Story by Xavier Laymon from Wichita South High School, Lindsay Tyrell-Blake and Sophia Edmonson

Design made by Lindsay Tyrell-Blake and Photos by Sophia Edmonson. Made for multimedia.

Students and teachers from around the Wichita area gathered at WSU on Feb 15 to learn more about journalism at the new KSPA winter conference. With different experiences and teaching styles, advisors Kim Warren and Julie Barker share their ways of teaching.

Warren is an advisor at Salina South and teaches 21st-century journalism yearbook newspaper, accounting, and graphic design classes — who always tries to keep her students interested in what she is teaching.

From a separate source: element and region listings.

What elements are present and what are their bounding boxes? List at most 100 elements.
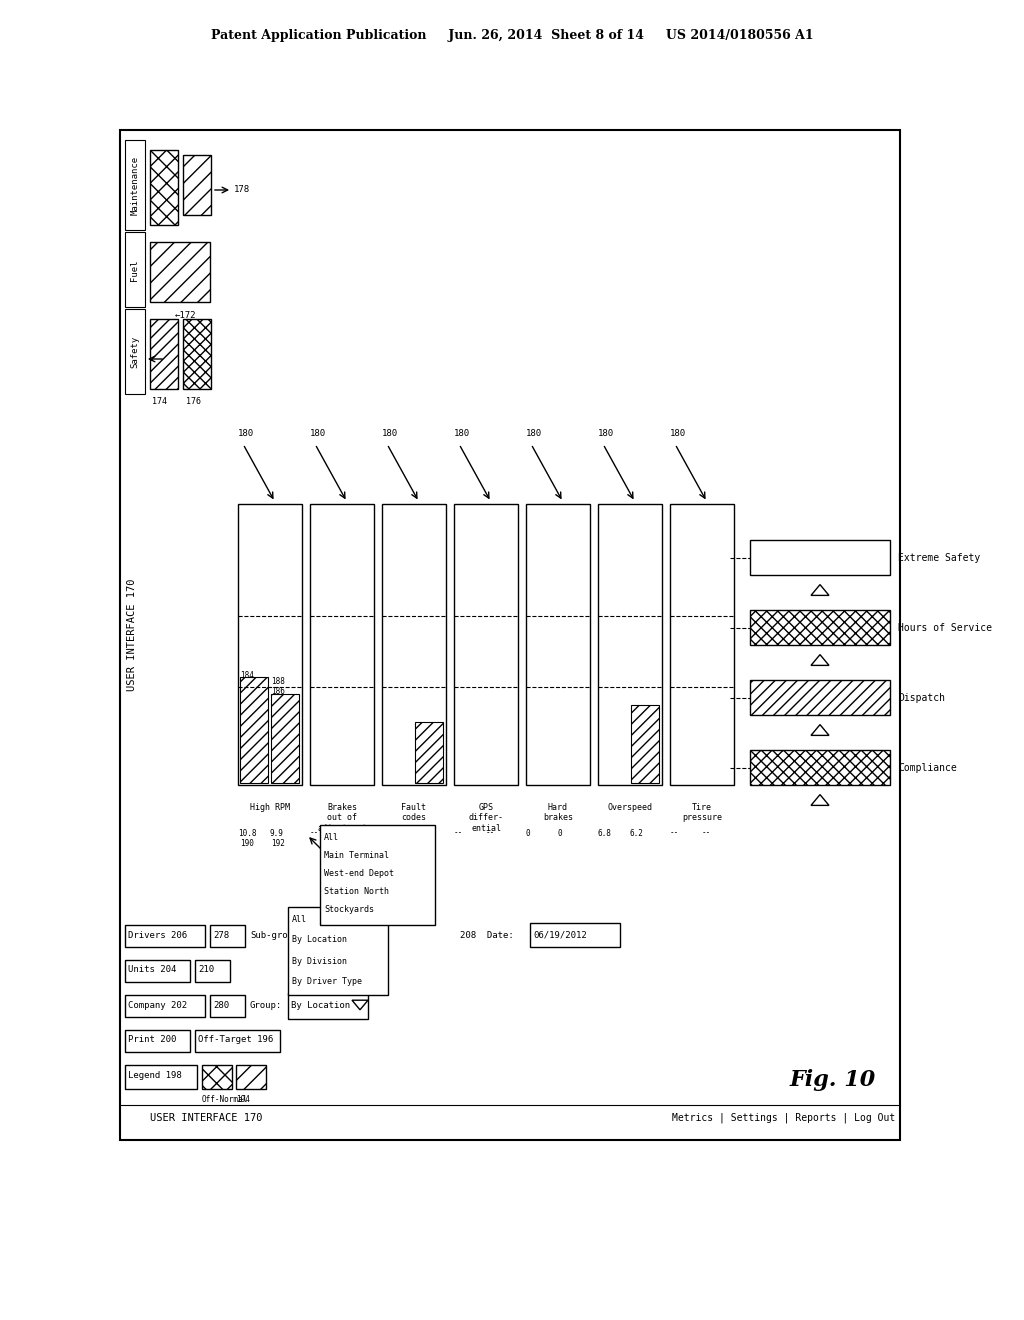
- Text: --: --: [310, 829, 319, 837]
- Text: GPS
differ-
ential: GPS differ- ential: [469, 803, 504, 833]
- Text: 208  Date:: 208 Date:: [460, 931, 514, 940]
- Text: 194: 194: [236, 1096, 250, 1104]
- Bar: [382, 504, 446, 785]
- Text: 10.8: 10.8: [238, 829, 256, 837]
- Text: Drivers 206: Drivers 206: [128, 931, 187, 940]
- Text: Legend 198: Legend 198: [128, 1071, 181, 1080]
- Bar: [670, 504, 734, 785]
- Text: 278: 278: [213, 931, 229, 940]
- Bar: [750, 610, 890, 645]
- Text: Main Terminal: Main Terminal: [324, 850, 389, 859]
- Bar: [210, 995, 245, 1016]
- Text: All: All: [292, 915, 307, 924]
- Text: 188: 188: [271, 677, 285, 686]
- Text: Extreme Safety: Extreme Safety: [898, 553, 980, 564]
- Text: Fault
codes: Fault codes: [401, 803, 427, 822]
- Text: --: --: [486, 829, 496, 837]
- Text: Metrics | Settings | Reports | Log Out: Metrics | Settings | Reports | Log Out: [672, 1113, 895, 1123]
- Text: Print 200: Print 200: [128, 1035, 176, 1044]
- Text: 180: 180: [310, 429, 326, 438]
- Text: --: --: [702, 829, 712, 837]
- Bar: [125, 232, 145, 308]
- Bar: [183, 319, 211, 389]
- Text: Safety: Safety: [130, 335, 139, 368]
- Text: Company 202: Company 202: [128, 1001, 187, 1010]
- Text: 180: 180: [598, 429, 614, 438]
- Text: Dispatch: Dispatch: [898, 693, 945, 704]
- Text: 180: 180: [454, 429, 470, 438]
- Polygon shape: [352, 1001, 368, 1010]
- Bar: [288, 907, 388, 995]
- Bar: [125, 309, 145, 393]
- Text: 0.1: 0.1: [414, 829, 428, 837]
- Bar: [750, 680, 890, 715]
- Bar: [236, 1065, 266, 1089]
- Text: 180: 180: [670, 429, 686, 438]
- Text: --: --: [342, 829, 351, 837]
- Text: By Division: By Division: [292, 957, 347, 965]
- Text: Fleet: Fleet: [323, 931, 350, 940]
- Bar: [598, 504, 662, 785]
- Bar: [150, 242, 210, 302]
- Text: Maintenance: Maintenance: [130, 156, 139, 215]
- Text: 6.2: 6.2: [630, 829, 644, 837]
- Text: Station North: Station North: [324, 887, 389, 895]
- Text: Compliance: Compliance: [898, 763, 956, 774]
- Text: By Driver Type: By Driver Type: [292, 978, 362, 986]
- Text: Hard
brakes: Hard brakes: [543, 803, 573, 822]
- Text: By Location: By Location: [291, 1001, 350, 1010]
- Text: 184: 184: [240, 671, 254, 680]
- Bar: [319, 825, 435, 925]
- Text: Tire
pressure: Tire pressure: [682, 803, 722, 822]
- Bar: [288, 993, 368, 1019]
- Bar: [195, 1030, 280, 1052]
- Text: 6.8: 6.8: [598, 829, 612, 837]
- Text: 280: 280: [213, 1001, 229, 1010]
- Bar: [150, 319, 178, 389]
- Text: Overspeed: Overspeed: [607, 803, 652, 812]
- Text: Fig. 10: Fig. 10: [790, 1069, 877, 1092]
- Text: Off-Target 196: Off-Target 196: [198, 1035, 273, 1044]
- Text: Fuel: Fuel: [130, 259, 139, 281]
- Bar: [271, 694, 299, 783]
- Bar: [631, 705, 659, 783]
- Polygon shape: [811, 655, 829, 665]
- Text: --: --: [454, 829, 463, 837]
- Text: West-end Depot: West-end Depot: [324, 869, 394, 878]
- Text: USER INTERFACE 170: USER INTERFACE 170: [127, 578, 137, 692]
- Text: 180: 180: [526, 429, 542, 438]
- Bar: [530, 923, 620, 946]
- Bar: [750, 750, 890, 785]
- Bar: [210, 925, 245, 946]
- Bar: [750, 540, 890, 576]
- Bar: [195, 960, 230, 982]
- Bar: [240, 677, 268, 783]
- Text: Brakes
out of
adjustment: Brakes out of adjustment: [317, 803, 367, 833]
- Text: 176: 176: [186, 397, 201, 407]
- Bar: [125, 140, 145, 230]
- Text: High RPM: High RPM: [250, 803, 290, 812]
- Bar: [120, 129, 900, 1140]
- Text: Units 204: Units 204: [128, 965, 176, 974]
- Text: Sub-group:: Sub-group:: [250, 931, 304, 940]
- Polygon shape: [811, 585, 829, 595]
- Bar: [125, 925, 205, 946]
- Text: 190: 190: [240, 838, 254, 847]
- Bar: [183, 154, 211, 215]
- Text: 180: 180: [238, 429, 254, 438]
- Text: 06/19/2012: 06/19/2012: [534, 931, 587, 940]
- Text: --: --: [670, 829, 679, 837]
- Text: Off-Normal: Off-Normal: [202, 1096, 248, 1104]
- Polygon shape: [364, 931, 380, 940]
- Text: 0: 0: [382, 829, 387, 837]
- Bar: [125, 960, 190, 982]
- Bar: [526, 504, 590, 785]
- Text: 178: 178: [234, 186, 250, 194]
- Text: 180: 180: [382, 429, 398, 438]
- Text: Stockyards: Stockyards: [324, 904, 374, 913]
- Text: Hours of Service: Hours of Service: [898, 623, 992, 634]
- Bar: [310, 504, 374, 785]
- Text: 9.9: 9.9: [270, 829, 284, 837]
- Bar: [125, 995, 205, 1016]
- Text: 186: 186: [271, 688, 285, 697]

“I think one of the reasons or one of the ways that students became engaged is through their product, whether that be a yearbook, the newspaper, or an online product so that project-based product-based assignments really engage the students more than maybe just an assignment in a class,” Warren said.

She very much enjoys teaching her classes and thinks that social media has affected her teaching.

“Oh, gosh, yes… just people being connected. Being able to access information, you know, immediately,” Warren said.

Barker is a journalism advisor from Augusta High School who also came to the conference. She agrees with Warren’s opinion on how to keep her students and staff engaged.

“As far as the publication staffs go, it’s about them, they have control. And it’s not about me just standing up there as a teacher and giving knowledge they have the control. They have the control of what they do, and there’s conversations that we have, but when it’s their product, they’re more interested in what’s going on,” Barker said.

The executive director of KSPA – Eric Thomas – was the one that set up the conference. He recruited the advisors — who brought their students.

“Well, it’s the first year we’ve done it. We’ve never done this before. So it was cool to try something for the first time. And all of [the students] are gonna have to tell us whether it was a success or not, because we thought it was, but we want to make sure it’s doing what [we] want it to do,” Thomas said.

At the end of the conference, students – and advisors –  learned new things and met new people who had similar interests as them.